Dernière modification le 8 décembre 2023
Cet article décrit comment l’approche Data mesh est compatible avec la définition de référentiels de données d’entreprise.
Plan :
- Mise en avant de l’importance de la notion de responsabilité des domaines métier dans l’approche Data mesh au travers de retours d’expérience d’échecs d’approches centralisées (data lake, central data team),
- Jusqu’à la remise en cause de la logique de référentiels de données d’entreprise parce que relevant d’une perspective centralisatrice,
- Remise en cause qui serait une erreur. Retour sur la notion de responsabilité des domaines métier pour montrer que Data mesh et référentiels de données d’entreprise sont compatibles et forment même un couple primordial.
Négligence du principe de domaine du Data mesh et échecs du passé
L’approche Data mesh est tendance, elle gagne en popularité et en écoute dans les entreprises … elle fait le buzz (voir l’actualité de ce sujet dans les différentes revues data du mois : exemple https://www.datassence.fr/2023/02/10/revue-data-du-mois-janvier-2023/#_ftn2 ).

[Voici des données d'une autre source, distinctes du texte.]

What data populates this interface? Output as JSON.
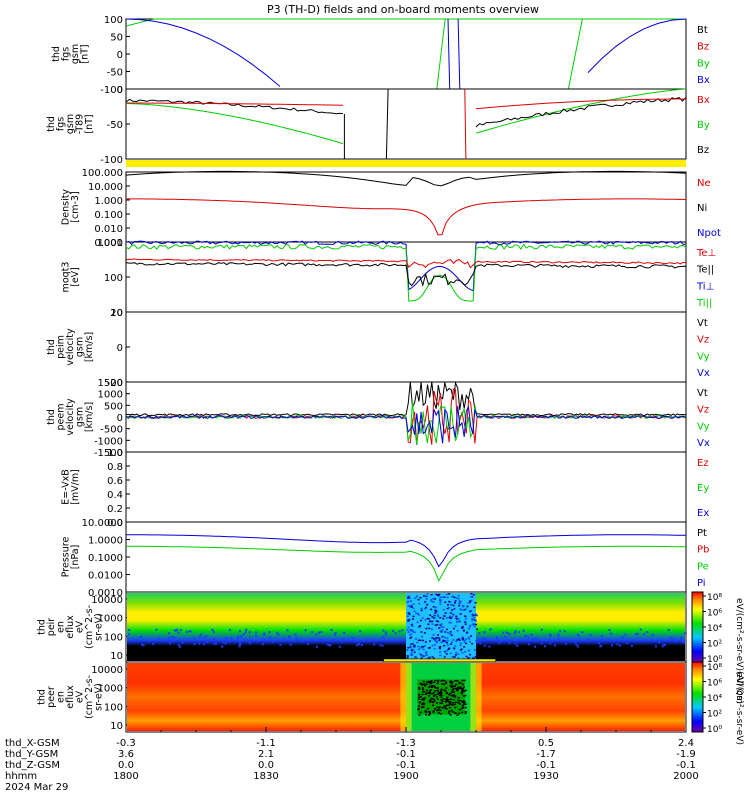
{
  "title": "P3 (TH-D) fields and on-board moments overview",
  "colors": {
    "black": "#000000",
    "red": "#dd0000",
    "green": "#00cc00",
    "blue": "#0000dd",
    "yellow": "#ffee00"
  },
  "chart_data": [
    {
      "type": "line",
      "id": "fgs_gsm",
      "ylabel_lines": [
        "thd",
        "fgs",
        "gsm",
        "[nT]"
      ],
      "ylim": [
        -100,
        100
      ],
      "yticks": [
        "100",
        "50",
        "0",
        "-50",
        "-100"
      ],
      "legend": [
        "Bt",
        "Bz",
        "By",
        "Bx"
      ],
      "legend_colors": [
        "black",
        "red",
        "green",
        "blue"
      ]
    },
    {
      "type": "line",
      "id": "fgs_gsm_sub",
      "ylabel_lines": [
        "thd",
        "fgs",
        "gsm",
        "-T89",
        "[nT]"
      ],
      "ylim": [
        -120,
        20
      ],
      "yticks": [
        "0",
        "-50",
        "-100"
      ],
      "legend": [
        "Bx",
        "By",
        "Bz"
      ],
      "legend_colors": [
        "red",
        "green",
        "black"
      ]
    },
    {
      "type": "line",
      "id": "density",
      "ylabel_lines": [
        "Density",
        "[cm-3]"
      ],
      "scale": "log",
      "yticks": [
        "100.000",
        "10.000",
        "1.000",
        "0.100",
        "0.010",
        "0.001"
      ],
      "legend": [
        "Ne",
        "Ni",
        "Npot"
      ],
      "legend_colors": [
        "red",
        "black",
        "blue"
      ]
    },
    {
      "type": "line",
      "id": "temperature",
      "ylabel_lines": [
        "moqt3",
        "[eV]"
      ],
      "scale": "log",
      "yticks": [
        "1000",
        "100",
        "10"
      ],
      "legend": [
        "Te⊥",
        "Te||",
        "Ti⊥",
        "Ti||"
      ],
      "legend_colors": [
        "red",
        "black",
        "blue",
        "green"
      ]
    },
    {
      "type": "line",
      "id": "peim_velocity",
      "ylabel_lines": [
        "thd",
        "peim",
        "velocity",
        "gsm",
        "[km/s]"
      ],
      "ylim": [
        -30,
        40
      ],
      "yticks": [
        "20",
        "0",
        "-20"
      ],
      "legend": [
        "Vt",
        "Vz",
        "Vy",
        "Vx"
      ],
      "legend_colors": [
        "black",
        "red",
        "green",
        "blue"
      ]
    },
    {
      "type": "line",
      "id": "peem_velocity",
      "ylabel_lines": [
        "thd",
        "peem",
        "velocity",
        "gsm",
        "[km/s]"
      ],
      "ylim": [
        -1500,
        1500
      ],
      "yticks": [
        "1500",
        "1000",
        "500",
        "0",
        "-500",
        "-1000",
        "-1500"
      ],
      "legend": [
        "Vt",
        "Vz",
        "Vy",
        "Vx"
      ],
      "legend_colors": [
        "black",
        "red",
        "green",
        "blue"
      ]
    },
    {
      "type": "line",
      "id": "efield",
      "ylabel_lines": [
        "E=-VxB",
        "[mV/m]"
      ],
      "ylim": [
        0,
        1
      ],
      "yticks": [
        "1.0",
        "0.8",
        "0.6",
        "0.4",
        "0.2",
        "0.0"
      ],
      "legend": [
        "Ez",
        "Ey",
        "Ex"
      ],
      "legend_colors": [
        "red",
        "green",
        "blue"
      ]
    },
    {
      "type": "line",
      "id": "pressure",
      "ylabel_lines": [
        "Pressure",
        "[nPa]"
      ],
      "scale": "log",
      "yticks": [
        "10.0000",
        "1.0000",
        "0.1000",
        "0.0100",
        "0.0010"
      ],
      "legend": [
        "Pt",
        "Pb",
        "Pe",
        "Pi"
      ],
      "legend_colors": [
        "black",
        "red",
        "green",
        "blue"
      ]
    },
    {
      "type": "heatmap",
      "id": "peir_eflux",
      "ylabel_lines": [
        "thd",
        "peir",
        "en",
        "eflux",
        "eV",
        "(cm^2-s-",
        "sr-eV)"
      ],
      "scale": "log",
      "yticks": [
        "10000",
        "1000",
        "100",
        "10"
      ]
    },
    {
      "type": "heatmap",
      "id": "peer_eflux",
      "ylabel_lines": [
        "thd",
        "peer",
        "en",
        "eflux",
        "eV",
        "(cm^2-s-",
        "sr-eV)"
      ],
      "scale": "log",
      "yticks": [
        "10000",
        "1000",
        "100",
        "10"
      ]
    }
  ],
  "colorbar": {
    "labels_upper": [
      "10⁸",
      "10⁶",
      "10⁴",
      "10²",
      "10⁰"
    ],
    "labels_lower": [
      "10⁸",
      "10⁶",
      "10⁴",
      "10²",
      "10⁰"
    ],
    "title_upper": "eV/(cm²-s-sr-eV)(All Qs)",
    "title_lower": "eV/(cm²-s-sr-eV)"
  },
  "xaxis": {
    "rows": [
      {
        "label": "thd_X-GSM",
        "values": [
          "-0.3",
          "-1.1",
          "-1.3",
          "0.5",
          "2.4"
        ]
      },
      {
        "label": "thd_Y-GSM",
        "values": [
          "3.6",
          "2.1",
          "-0.1",
          "-1.7",
          "-1.9"
        ]
      },
      {
        "label": "thd_Z-GSM",
        "values": [
          "0.0",
          "0.0",
          "-0.1",
          "-0.1",
          "-0.1"
        ]
      },
      {
        "label": "hhmm",
        "values": [
          "1800",
          "1830",
          "1900",
          "1930",
          "2000"
        ]
      }
    ],
    "date": "2024 Mar 29"
  }
}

Elle vient au bon moment face aux échecs de projets centraux Data Lake, Big Data (elle veut y répondre, mais attention on ne se situe pas au même niveau et de plus, l’approche data mesh ne résout en rien un part de la raison de ces échecs – exemple l’erreur d’alignement avec la nature des données traitées).
Un des piliers de l’approche ou du paradigme Data mesh est la logique domain driven (en cohérence avec les autres piliers : data as a product – data product, infrastructure – plate-forme data de fabrique et self service des data products, gouvernance fédérée des données).
Cette mise en avant est clé, elle permet de placer l’engagement des données au plus près de leur connaissance, de leur gestion, de leurs usages. Autrement dit le domaine formalise l’idée d’être au plus proche des responsabilités métier par opposition à une vision centralisée de gestion des données. Et effectivement une part des échecs des approches centralisées (type data lake) est due à une mauvaise prise en compte de cette responsabilité.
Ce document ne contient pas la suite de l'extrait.